Hi,If you have a Pentium-class or greater machine, you might want the 586 or 686 variant rather than the 386 variant. The 386 should work fine, but the others are more "optimized" for their respective chips.
I had 2.20 version installed on my system and reiserfs was not working. So I installed kernel-image-2.4.18-386 (apt-get install kernel-image-2.4.18-386). It did configure and then I reboot my box and the reiserfs started working butsomehow my networking is gone. I can't get my eth0 and eth1 up. Once I use isup eth0 command it says about module not found or something and next time I do it it says eth0 is already configured.
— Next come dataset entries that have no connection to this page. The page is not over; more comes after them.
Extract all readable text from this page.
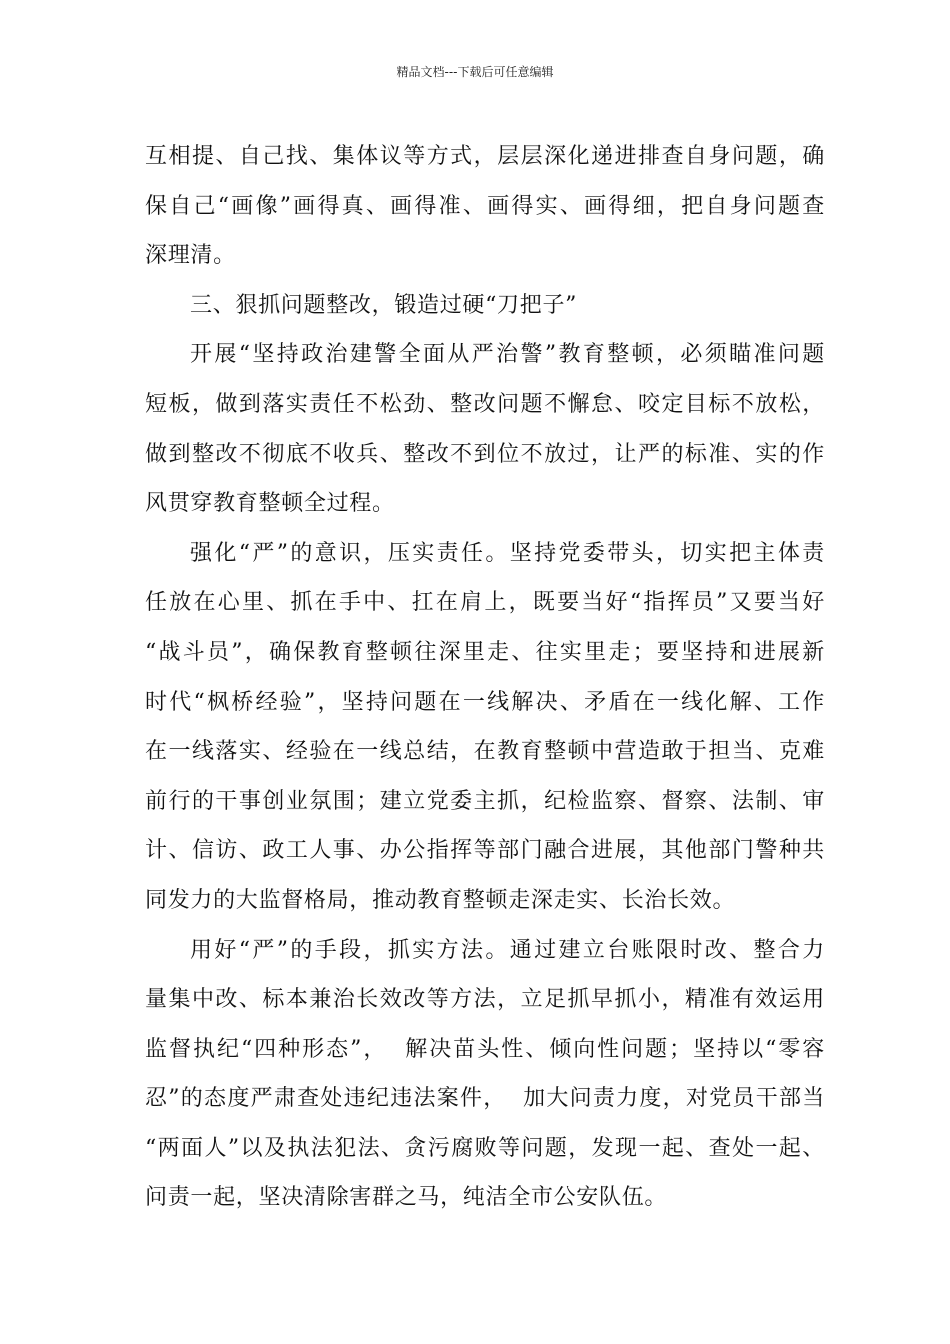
精品文档---下载后可任意编辑
互相提、自己找、集体议等方式，层层深化递进排查自身问题，确
保自己“画像”画得真、画得准、画得实、画得细，把自身问题查
深理清。
三、狠抓问题整改，锻造过硬“刀把子”
开展“坚持政治建警全面从严治警”教育整顿，必须瞄准问题
短板，做到落实责任不松劲、整改问题不懈怠、咬定目标不放松，
做到整改不彻底不收兵、整改不到位不放过，让严的标准、实的作
风贯穿教育整顿全过程。
强化“严”的意识，压实责任。坚持党委带头，切实把主体责
任放在心里、抓在手中、扛在肩上，既要当好“指挥员”又要当好
“战斗员”，确保教育整顿往深里走、往实里走；要坚持和进展新
时代“枫桥经验”，坚持问题在一线解决、矛盾在一线化解、工作
在一线落实、经验在一线总结，在教育整顿中营造敢于担当、克难
前行的干事创业氛围；建立党委主抓，纪检监察、督察、法制、审
计、信访、政工人事、办公指挥等部门融合进展，其他部门警种共
同发力的大监督格局，推动教育整顿走深走实、长治长效。
用好“严”的手段，抓实方法。通过建立台账限时改、整合力
量集中改、标本兼治长效改等方法，立足抓早抓小，精准有效运用
监督执纪“四种形态”，  解决苗头性、倾向性问题；坚持以“零容
忍”的态度严肃查处违纪违法案件，  加大问责力度，对党员干部当
“两面人”以及执法犯法、贪污腐败等问题，发现一起、查处一起、
问责一起，坚决清除害群之马，纯洁全市公安队伍。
What should I do to make eth0 and eth1 work. Kindly help.
Thanks
To answer your question, you probably need to load the correct module for your nic. Assuming it's a PCI-based nic, run "lspci" to find out which chipset you have (like 3Com 3c509 or Intel i810), then you can run "modprobe [the appropriate driver]" or run "modconf". modconf is menu-driven, and has the advantage of placing the module in /etc/modules so that the module will be available automatically at future reboots. If you use modprobe, you'll want to make that entry yourself. The modules should be available in /lib/modules/[kernel-version]/kernel/drivers/net. So for example, if you have a LNE100TX nic, which requires the "tulip" driver, you'd run "modprobe tulip". If you have a 3com 3c509, I think you'd want to run "modprobe 3c59x". Then restart networking with a command like "/etc/init.d/networking restart" (although I've had better success doing a "stop" followed by a "start" instead of a "restart" - I have no idea why). If that works, add the module name to /etc/modules for future reboots.